4 janv. 2013

Hypermarché (2)

BONJOUR JESSE
L’histoire s’est passée ainsi. Jesse la raconte point par point sans omettre un seul détail.
[Mais auparavant, laisse-moi te dire, toi qui lis dedans Jesse : ce que tu nommes la Vie, Jesse l’a reçue dans un laboratoire secret du FBI. Plus exactement, les premières cellules de Jesse se sont multipliées dans le laboratoire secret, puis l’œuf fut transplanté dans l’utérus de la maman de Jesse. Jesse naquit et Jesse chercha tout de suite à s’ôter la vie — car Jesse est Conscience —, ni plus ni moins, sans colère, sans douleur, comme tu ferais sauter une écharde en fouillant la pulpe de ton doigt avec la pointe stérile d’une épingle. Mais Jesse ne peut pas s’autodétruire. Hélas. N’était-il pas suffisant que Jesse ne puisse parler ou embrasser ou rire ? Les seuls qui tirèrent avantage du désir de Mort que tu déposas dedans Jesse en même temps que la Vie, sont ceux que Jesse n’écrasa pas, que Jesse ne mangea pas, que Jesse ne démembra pas tandis que Jesse était occupé à trouver un sens à tout ce foutu bordel. Il ne tient donc qu’à toi, lecteur du dedans de Jesse, que Jesse ne te déchire pas en morceaux : comporte-toi avec Jesse comme avec n’importe quel autre être doué d’intelligence. Et donne-lui à manger toutes les heures.]
Tout d’abord, on vit un type à vélo.
[Pigé ?]
Il mesurait dans les deux mètres. On voyait son tee-shirt. Il était floqué « Captain MIKI », dans une spirale rouge sang. Le type portait une prothèse MIKI. Pour le reste, il était sapé d’un pantalon réglementaire et de chaussures de sécurité vernies. C’était un collaborateur de Captain MIKI.
« J’ai un message pour toi. »
Le collaborateur posa sa bécane contre la haie. La prothèse MIKI dit [:-)].
« Tu me fais entrer ? »
Sur l’allée de graviers gris, une légère brise balaya les flocons carnés des pommiers japonais. Le ciel était bleu ecchymose et, si on faisait l’effort d’oublier les émanations aromatisées de l’incinérateur proche, l’air était plutôt agréable à respirer. Les pétales tourbillonnèrent un instant autour des chevilles du collaborateur et se répétèrent dans le vernis des chaussures de sécurité — reflet flou. La prothèse MIKI était contente et vira au rose tendre. Le collaborateur s’ébroua la tignasse au ralenti.

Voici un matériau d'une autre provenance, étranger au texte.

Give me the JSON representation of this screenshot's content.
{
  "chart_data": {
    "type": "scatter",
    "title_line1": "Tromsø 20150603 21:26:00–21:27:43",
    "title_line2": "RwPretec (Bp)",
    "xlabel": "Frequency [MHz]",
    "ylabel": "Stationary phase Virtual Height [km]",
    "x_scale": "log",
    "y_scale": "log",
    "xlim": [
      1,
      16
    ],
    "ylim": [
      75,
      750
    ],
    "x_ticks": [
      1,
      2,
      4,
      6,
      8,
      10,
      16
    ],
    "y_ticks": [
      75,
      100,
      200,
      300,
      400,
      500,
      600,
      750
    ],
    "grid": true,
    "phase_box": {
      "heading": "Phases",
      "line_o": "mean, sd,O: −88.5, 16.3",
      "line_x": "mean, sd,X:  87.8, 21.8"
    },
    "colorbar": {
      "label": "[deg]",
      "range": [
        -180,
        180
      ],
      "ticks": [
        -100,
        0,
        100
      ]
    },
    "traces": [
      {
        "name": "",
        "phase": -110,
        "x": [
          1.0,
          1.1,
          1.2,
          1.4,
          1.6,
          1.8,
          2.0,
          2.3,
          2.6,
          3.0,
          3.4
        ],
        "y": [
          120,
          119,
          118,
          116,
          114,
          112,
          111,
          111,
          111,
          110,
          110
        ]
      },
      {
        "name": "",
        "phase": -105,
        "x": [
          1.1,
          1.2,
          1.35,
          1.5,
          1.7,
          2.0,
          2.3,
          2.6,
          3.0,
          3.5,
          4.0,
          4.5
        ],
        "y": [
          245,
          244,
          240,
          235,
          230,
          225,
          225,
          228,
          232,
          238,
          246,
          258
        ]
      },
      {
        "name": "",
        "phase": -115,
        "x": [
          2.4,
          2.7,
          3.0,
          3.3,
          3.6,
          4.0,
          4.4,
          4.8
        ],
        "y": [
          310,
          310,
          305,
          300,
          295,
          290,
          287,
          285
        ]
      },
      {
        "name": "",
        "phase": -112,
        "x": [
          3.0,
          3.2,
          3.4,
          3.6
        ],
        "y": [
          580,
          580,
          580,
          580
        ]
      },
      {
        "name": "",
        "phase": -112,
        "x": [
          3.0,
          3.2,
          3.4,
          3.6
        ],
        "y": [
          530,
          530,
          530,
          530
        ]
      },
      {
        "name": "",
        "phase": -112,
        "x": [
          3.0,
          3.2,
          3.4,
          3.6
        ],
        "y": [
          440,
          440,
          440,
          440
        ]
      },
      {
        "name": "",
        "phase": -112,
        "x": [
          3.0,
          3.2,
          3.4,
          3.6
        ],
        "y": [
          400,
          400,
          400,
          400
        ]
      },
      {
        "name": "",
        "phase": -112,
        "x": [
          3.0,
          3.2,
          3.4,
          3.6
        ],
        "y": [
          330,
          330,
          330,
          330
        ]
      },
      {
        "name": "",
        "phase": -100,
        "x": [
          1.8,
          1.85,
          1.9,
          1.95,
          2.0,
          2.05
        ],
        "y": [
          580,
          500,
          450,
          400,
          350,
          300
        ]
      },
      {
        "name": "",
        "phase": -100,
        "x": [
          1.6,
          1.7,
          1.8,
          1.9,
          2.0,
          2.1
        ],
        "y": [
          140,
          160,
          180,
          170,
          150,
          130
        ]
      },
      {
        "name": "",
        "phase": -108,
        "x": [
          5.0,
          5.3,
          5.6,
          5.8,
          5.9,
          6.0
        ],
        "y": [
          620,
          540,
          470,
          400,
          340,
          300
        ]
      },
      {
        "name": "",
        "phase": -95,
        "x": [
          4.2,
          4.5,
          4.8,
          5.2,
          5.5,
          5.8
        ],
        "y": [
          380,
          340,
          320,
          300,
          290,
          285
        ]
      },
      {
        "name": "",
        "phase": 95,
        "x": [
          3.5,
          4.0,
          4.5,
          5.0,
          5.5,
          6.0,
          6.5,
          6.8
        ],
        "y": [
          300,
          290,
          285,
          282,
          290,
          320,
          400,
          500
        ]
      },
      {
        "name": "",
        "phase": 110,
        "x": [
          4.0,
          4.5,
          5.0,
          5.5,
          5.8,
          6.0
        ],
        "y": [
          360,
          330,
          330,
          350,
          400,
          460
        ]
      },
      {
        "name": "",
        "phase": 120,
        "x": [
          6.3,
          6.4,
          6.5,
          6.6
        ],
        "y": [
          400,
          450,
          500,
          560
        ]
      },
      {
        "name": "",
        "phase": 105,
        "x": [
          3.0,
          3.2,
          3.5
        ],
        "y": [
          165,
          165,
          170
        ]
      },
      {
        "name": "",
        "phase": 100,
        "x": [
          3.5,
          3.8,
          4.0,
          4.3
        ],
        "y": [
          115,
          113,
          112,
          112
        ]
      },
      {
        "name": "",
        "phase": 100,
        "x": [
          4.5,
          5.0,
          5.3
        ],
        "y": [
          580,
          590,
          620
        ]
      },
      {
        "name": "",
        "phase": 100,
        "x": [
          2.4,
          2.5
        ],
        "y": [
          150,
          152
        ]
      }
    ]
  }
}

Il regarda la déco Ikea du rez-de-chaussée.
« C’est chouette ici, enfin, moi j’y vivrais pas, mais c’est bath. »
Puis le collaborateur s’immobilisa, la prothèse MIKI dit [;-)]. Dans le séjour, une bonne centaine de boîtes à la spirale rouge jonchaient le plancher et dégueulaient des tiroirs ouverts. La prothèse MIKI dit [:-o] devant Gluten dévorant (en remuant la queue) les défécations visqueuses et translucides de Jesse. La merde de Jesse est onctueuse et savoureuse, le collaborateur semblait l’ignorer. Elle est généralement très riche en vanilline.